Throughout Trump’s presidency, the VA has borne the brunt of the president’s whistleblowing wrath, as he continues to staff the newly created OAWP with appointees who target known whistleblowers within the agency. As a blistering report released last year by the agency’s inspector general noted, the OAWP didn’t just fail to protect whistleblowers—which, at a minimum, is its core function—but instead targeted them and “created an office culture that was sometimes alienating to the very individuals it was meant to protect.” And the insider threat program is a prime example of just one of the many ways that the VA targets whistleblowers.

Though the email sent out by the VA’s insider threat program last month might read like a message meant to discourage whistleblowing—and potentially violate federal law—Devine says its language in the “behavior indicators” section has been neutered in a way that makes it too vague to be interpreted as a direct threat. “This sort of behavior could legitimately be symptoms of someone who is trying to breach security for illegal reasons rather than it being an anonymous source protected by the whistleblower laws.”

But that’s not how some VA whistleblowers who received the email interpreted it. One VA whistleblower who received the email and spoke to Mother Jones on the condition of anonymity said it’s “terrifying that the VA, who is not a member of the US National Intelligence or national security community, is openly and brazenly—and probably unlawfully—using government intelligence resources against US citizens on US soil.”

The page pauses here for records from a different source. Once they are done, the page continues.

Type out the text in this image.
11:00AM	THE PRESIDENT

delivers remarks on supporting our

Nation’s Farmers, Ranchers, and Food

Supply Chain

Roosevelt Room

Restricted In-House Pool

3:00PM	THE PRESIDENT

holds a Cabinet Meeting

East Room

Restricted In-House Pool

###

Scott Davis, a VA employee in Atlanta who, in 2014, exposed VA mismanagement that resulted in veterans having delayed access to health care, also interpreted the email as a threat against whistleblowers. “The agency is using cybersecurity methods to intimidate whistleblowers,” he says. In the years since he went public, Davis—who still works for the VA—has been outspoken about whistleblower intimidation and retaliation at the VA, which he says has been much worse under the Trump administration. Though Davis received the “Insider Threat Awareness Month” email in September, he says he has colleagues who did not, which makes him wonder who exactly received that email—and why. “This is a threat the agency has been using to intimidate whistleblowers,” Davis says.